Our first dinner was at Freda's Cafe, where I fell on a big bowl of linguine with fresh sea scallops and shrimp in pesto sauce. (210 Ocean St., Cape May.) At Lucky Bones, I ordered a big arugula salad with roasted vegetables, focaccia and a glass of pinot noir. (1200 Route 109, Cape May.)
For lunch one day at Key West Tacos, my son and I had fish tacos (tasty grouper) and my wife ordered crab tacos, which disappointed her, because she couldn't taste any crab. A platter with two tacos, rice and corn chips cost $12, but the woman behind the counter refused to give me salad instead of corn chips. The tacos were made with two flour tortillas, but the fish was buried under a mound of chopped cabbage, rather than traditional onion and cilantro. (479 West Perry St., West Cape May; closed Wednesday.)

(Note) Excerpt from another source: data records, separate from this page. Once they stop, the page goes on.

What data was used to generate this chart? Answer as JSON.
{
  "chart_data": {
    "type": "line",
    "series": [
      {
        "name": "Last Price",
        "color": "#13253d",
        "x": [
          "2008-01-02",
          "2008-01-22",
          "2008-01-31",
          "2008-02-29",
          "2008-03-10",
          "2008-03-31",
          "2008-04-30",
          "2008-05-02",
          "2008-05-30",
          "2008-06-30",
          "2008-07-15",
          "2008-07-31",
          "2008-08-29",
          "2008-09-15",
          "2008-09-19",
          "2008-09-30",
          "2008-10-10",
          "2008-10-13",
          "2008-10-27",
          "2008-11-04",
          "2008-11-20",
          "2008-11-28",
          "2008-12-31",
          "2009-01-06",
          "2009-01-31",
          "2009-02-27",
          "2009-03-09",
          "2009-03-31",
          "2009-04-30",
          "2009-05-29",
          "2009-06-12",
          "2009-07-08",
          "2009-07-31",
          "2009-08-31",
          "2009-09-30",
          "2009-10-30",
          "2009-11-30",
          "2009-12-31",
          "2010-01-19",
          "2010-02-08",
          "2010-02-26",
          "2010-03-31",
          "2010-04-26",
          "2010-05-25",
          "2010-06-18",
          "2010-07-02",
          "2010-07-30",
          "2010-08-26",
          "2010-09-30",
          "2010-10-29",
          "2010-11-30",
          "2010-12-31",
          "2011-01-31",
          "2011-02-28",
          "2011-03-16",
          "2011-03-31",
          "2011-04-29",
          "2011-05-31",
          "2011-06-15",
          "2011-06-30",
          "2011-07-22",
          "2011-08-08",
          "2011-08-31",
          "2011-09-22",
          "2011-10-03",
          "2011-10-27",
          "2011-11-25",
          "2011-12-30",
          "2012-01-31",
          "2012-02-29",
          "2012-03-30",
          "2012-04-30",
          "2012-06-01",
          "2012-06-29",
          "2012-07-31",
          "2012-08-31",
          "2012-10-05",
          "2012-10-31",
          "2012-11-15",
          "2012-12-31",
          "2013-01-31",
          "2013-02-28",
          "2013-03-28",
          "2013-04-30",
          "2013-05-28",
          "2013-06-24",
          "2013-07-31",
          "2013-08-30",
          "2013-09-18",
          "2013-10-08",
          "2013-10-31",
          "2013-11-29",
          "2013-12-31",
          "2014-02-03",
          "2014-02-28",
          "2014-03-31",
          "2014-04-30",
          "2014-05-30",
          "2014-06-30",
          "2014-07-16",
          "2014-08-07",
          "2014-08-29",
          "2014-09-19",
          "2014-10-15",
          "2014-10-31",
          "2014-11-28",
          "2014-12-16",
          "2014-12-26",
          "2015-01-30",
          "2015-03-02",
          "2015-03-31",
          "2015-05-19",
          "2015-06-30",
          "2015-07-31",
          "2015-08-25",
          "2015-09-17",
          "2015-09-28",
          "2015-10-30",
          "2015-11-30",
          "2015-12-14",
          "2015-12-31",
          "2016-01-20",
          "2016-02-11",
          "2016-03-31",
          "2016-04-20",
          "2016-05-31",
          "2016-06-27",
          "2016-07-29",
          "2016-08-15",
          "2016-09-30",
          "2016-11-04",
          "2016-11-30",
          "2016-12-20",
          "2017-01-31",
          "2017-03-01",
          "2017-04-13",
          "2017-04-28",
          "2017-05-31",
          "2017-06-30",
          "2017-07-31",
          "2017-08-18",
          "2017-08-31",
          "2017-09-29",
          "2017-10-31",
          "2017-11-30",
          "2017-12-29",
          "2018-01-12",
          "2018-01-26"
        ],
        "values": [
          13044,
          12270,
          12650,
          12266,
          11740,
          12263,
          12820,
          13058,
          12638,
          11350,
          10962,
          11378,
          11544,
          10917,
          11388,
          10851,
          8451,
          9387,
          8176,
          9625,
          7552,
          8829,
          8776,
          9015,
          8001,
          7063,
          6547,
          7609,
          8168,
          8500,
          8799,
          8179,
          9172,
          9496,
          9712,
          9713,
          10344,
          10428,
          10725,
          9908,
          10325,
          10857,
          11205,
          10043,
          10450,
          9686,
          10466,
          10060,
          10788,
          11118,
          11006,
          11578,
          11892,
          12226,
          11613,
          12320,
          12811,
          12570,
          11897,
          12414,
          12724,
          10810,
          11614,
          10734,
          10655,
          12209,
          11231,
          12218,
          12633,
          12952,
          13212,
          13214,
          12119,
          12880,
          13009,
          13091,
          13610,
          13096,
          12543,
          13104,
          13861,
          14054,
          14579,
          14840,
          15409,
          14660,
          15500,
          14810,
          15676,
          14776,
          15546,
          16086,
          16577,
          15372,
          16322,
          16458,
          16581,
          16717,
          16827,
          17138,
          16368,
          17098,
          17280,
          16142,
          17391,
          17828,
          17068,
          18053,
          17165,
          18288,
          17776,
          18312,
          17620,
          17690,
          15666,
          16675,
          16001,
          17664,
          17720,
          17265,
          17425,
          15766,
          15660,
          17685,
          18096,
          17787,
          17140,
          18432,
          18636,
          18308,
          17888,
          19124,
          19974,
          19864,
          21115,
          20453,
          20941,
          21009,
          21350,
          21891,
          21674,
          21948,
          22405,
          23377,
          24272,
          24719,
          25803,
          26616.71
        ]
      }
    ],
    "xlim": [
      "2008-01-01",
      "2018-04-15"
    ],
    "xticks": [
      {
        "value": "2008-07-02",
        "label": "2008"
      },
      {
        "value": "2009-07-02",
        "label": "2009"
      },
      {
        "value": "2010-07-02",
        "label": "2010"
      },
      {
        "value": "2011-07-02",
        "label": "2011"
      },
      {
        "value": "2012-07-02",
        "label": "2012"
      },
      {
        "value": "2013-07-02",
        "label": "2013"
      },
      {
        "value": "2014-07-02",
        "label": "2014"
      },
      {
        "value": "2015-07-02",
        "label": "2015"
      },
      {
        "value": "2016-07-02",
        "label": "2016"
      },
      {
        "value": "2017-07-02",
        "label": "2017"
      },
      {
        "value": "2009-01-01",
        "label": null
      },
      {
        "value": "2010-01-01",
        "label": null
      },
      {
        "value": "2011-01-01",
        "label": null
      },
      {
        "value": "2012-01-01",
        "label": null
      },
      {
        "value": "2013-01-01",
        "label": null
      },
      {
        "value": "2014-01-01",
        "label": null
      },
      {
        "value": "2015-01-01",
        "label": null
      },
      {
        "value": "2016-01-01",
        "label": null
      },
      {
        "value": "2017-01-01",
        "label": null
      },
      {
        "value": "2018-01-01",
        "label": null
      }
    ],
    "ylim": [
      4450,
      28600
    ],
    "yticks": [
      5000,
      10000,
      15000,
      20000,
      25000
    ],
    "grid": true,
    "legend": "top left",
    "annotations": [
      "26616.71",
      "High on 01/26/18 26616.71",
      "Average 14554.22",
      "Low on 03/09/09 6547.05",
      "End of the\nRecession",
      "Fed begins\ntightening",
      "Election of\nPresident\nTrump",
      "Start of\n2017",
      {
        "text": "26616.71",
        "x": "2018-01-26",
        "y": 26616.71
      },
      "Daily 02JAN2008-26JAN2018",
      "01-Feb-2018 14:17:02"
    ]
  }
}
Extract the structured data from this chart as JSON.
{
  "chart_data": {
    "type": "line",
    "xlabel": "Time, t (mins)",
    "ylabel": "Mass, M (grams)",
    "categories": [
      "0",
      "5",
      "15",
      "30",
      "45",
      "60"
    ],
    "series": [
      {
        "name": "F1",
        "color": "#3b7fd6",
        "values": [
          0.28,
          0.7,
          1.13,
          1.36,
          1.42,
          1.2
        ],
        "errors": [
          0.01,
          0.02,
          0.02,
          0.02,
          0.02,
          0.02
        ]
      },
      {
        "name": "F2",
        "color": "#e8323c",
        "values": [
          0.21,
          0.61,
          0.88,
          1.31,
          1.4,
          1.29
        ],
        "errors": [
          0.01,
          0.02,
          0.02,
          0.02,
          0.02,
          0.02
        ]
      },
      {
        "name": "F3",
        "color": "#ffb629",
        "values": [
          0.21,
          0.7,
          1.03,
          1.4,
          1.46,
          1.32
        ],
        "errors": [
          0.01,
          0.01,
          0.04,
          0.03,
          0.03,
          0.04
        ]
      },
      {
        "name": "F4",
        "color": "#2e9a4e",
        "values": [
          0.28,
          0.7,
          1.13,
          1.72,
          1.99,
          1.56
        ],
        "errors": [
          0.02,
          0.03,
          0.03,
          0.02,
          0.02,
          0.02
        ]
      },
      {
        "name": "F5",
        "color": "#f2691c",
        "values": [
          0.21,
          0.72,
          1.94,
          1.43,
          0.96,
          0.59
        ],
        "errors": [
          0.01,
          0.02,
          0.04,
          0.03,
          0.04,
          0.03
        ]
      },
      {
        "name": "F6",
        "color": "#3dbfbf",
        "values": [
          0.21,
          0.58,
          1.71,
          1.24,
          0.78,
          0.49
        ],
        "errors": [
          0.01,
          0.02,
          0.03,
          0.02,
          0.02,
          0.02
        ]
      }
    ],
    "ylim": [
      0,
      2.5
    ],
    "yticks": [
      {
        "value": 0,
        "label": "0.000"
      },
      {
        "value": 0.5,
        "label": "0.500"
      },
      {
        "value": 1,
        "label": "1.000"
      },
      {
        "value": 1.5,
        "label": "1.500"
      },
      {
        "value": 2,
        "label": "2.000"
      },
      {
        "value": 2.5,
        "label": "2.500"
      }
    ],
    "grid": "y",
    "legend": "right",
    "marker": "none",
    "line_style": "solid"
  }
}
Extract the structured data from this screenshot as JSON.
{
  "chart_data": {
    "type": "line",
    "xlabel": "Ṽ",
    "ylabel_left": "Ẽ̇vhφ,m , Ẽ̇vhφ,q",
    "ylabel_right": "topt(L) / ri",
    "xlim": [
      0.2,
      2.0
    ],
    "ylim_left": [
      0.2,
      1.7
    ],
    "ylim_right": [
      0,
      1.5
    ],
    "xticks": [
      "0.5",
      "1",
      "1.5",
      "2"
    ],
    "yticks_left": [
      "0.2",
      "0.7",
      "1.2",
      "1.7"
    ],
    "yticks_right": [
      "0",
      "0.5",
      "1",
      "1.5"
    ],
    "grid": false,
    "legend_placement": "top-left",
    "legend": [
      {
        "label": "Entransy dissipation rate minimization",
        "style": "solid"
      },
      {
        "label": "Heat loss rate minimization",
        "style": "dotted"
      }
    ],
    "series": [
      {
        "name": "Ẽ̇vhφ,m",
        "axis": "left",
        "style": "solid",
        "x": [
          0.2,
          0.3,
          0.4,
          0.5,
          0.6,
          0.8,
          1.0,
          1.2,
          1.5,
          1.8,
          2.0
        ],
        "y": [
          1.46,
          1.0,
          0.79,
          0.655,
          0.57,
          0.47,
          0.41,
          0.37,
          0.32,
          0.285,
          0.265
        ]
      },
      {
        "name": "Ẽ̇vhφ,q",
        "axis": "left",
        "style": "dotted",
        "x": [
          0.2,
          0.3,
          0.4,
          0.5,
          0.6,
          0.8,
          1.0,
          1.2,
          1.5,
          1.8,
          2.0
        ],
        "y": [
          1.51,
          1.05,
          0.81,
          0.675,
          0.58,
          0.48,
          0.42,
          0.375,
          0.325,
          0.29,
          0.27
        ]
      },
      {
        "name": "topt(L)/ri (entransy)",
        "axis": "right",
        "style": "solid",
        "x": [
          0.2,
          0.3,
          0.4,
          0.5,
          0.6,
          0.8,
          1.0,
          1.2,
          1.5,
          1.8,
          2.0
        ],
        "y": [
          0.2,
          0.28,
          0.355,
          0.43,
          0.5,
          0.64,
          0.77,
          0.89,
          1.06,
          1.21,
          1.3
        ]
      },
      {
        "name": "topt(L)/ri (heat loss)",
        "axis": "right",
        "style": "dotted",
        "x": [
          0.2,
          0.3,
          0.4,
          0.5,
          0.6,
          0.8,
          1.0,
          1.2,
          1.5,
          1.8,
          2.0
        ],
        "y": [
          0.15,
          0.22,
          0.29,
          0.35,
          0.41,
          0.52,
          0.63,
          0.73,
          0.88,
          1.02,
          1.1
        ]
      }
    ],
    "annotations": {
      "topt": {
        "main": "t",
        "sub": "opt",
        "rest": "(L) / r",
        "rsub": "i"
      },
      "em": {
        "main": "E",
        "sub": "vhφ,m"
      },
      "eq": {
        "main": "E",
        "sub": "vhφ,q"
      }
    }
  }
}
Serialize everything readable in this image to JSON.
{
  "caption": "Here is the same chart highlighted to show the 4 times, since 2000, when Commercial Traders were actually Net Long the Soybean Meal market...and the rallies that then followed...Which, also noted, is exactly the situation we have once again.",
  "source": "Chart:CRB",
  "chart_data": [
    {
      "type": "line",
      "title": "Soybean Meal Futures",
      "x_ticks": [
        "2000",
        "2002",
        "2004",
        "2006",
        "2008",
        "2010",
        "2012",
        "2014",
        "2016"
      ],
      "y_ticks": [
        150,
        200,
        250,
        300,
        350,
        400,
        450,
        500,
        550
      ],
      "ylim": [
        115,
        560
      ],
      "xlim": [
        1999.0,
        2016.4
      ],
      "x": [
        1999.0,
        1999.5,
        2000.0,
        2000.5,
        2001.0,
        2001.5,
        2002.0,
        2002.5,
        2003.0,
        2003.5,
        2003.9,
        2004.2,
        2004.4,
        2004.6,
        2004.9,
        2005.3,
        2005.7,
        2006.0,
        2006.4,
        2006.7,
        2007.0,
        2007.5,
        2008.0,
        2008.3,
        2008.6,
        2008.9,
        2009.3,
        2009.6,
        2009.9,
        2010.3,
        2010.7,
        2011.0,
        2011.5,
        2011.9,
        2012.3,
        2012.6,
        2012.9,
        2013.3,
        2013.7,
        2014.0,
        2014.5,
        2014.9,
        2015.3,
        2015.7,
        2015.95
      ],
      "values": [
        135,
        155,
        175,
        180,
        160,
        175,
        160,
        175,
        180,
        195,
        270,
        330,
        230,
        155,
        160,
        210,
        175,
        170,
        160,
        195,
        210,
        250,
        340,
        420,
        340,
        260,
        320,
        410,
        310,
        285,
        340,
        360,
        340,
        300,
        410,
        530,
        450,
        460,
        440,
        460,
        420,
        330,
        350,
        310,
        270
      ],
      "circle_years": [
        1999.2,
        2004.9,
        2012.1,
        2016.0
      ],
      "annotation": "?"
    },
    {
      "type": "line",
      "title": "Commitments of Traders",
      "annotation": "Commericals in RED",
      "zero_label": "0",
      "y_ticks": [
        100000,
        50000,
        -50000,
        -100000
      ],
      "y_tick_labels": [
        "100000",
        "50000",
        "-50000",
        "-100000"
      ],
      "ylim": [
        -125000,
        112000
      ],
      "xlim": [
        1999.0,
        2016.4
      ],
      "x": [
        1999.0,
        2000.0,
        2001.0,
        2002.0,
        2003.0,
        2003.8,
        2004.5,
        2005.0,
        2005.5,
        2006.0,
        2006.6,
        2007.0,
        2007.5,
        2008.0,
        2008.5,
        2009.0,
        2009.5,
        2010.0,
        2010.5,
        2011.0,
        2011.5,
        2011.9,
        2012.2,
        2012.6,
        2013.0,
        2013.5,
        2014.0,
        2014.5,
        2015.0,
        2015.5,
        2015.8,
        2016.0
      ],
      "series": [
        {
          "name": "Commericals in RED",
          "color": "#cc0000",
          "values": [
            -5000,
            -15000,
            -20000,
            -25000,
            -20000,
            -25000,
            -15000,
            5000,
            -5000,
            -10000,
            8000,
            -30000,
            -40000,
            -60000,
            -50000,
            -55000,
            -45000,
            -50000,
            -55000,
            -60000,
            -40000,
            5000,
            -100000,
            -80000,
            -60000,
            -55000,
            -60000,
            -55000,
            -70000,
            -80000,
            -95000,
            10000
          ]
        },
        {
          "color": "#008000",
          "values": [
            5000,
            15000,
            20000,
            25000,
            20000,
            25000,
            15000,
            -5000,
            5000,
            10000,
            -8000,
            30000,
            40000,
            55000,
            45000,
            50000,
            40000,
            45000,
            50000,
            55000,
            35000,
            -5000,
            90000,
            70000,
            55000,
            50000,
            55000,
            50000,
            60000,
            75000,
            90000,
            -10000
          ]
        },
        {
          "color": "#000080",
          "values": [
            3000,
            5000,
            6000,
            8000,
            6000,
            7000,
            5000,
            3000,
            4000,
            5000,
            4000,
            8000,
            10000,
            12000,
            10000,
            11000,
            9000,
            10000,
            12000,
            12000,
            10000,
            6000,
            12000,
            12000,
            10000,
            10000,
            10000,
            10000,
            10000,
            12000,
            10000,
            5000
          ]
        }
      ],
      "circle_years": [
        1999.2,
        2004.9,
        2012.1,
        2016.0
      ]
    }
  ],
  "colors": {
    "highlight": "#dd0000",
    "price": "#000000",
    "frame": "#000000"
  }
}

We ate a series of good but pricey seafood meals at The Lobster House, an incredibly popular restaurant, raw bar and fish market on Fisherman's Wharf, where a commercial fishing fleet ties up (I guess San Francisco can't claim to have the only Fisherman's Wharf). I saw boats named Mariner and Mekong H. You can't miss the restaurant's sign at the entrance to Cape May.
After a 40-minute wait, I had blackened red fish for dinner one night, while my son ordered a small lobster and my wife chose soft-shell crabs. At other meals, I had raw or steamed Jersey clams, meaty Chesapeake Bay oysters on the half shell and cream-based seafood soups ; my wife and son shared six large steamed crabs from Texas.
The best pizza of the trip was at Tony's, a restaurant that looks like a dump. I asked for fresh spinach and broccoli on a regular pie, baked well-done. The five jumbo shrimp that came with the linguine crunched nicely, but the pasta was in a bland, watery sauce, as if the cook forgot to drain it completely. (1208 Route 109, Cape May.)
We overdid it this past Friday morning, when we left for home, ordering nearly $39 worth of sandwiches and sides at Primo Hoagies (605 Lafayette St., Cape May; 609-884-1177). I ate the last portion today.
Nonna's Veggie sounded better than it tasted: eggplant, broccoli rabe, sharp provolone and roasted red peppers on a long, sesame-seeded Italian loaf. The middle of three sizes is called primo ($7.99), but it was more than a foot long and I couldn't finish it.
But the Pescara was terrific, especially heated up at home. Italian tuna straight from three cans was the main component, plus sharp provolone and roasted red peppers ($19.09, twice the size of the primo). Of the three side dshes we tried, the winner was a cheese tortellini salad with hot peppers and crunchy diced carrots.
We ate the sandwiches at a parkway service area, surrounded by other families attacking big plates of fast-food hamburgers, fried chicken and french fries.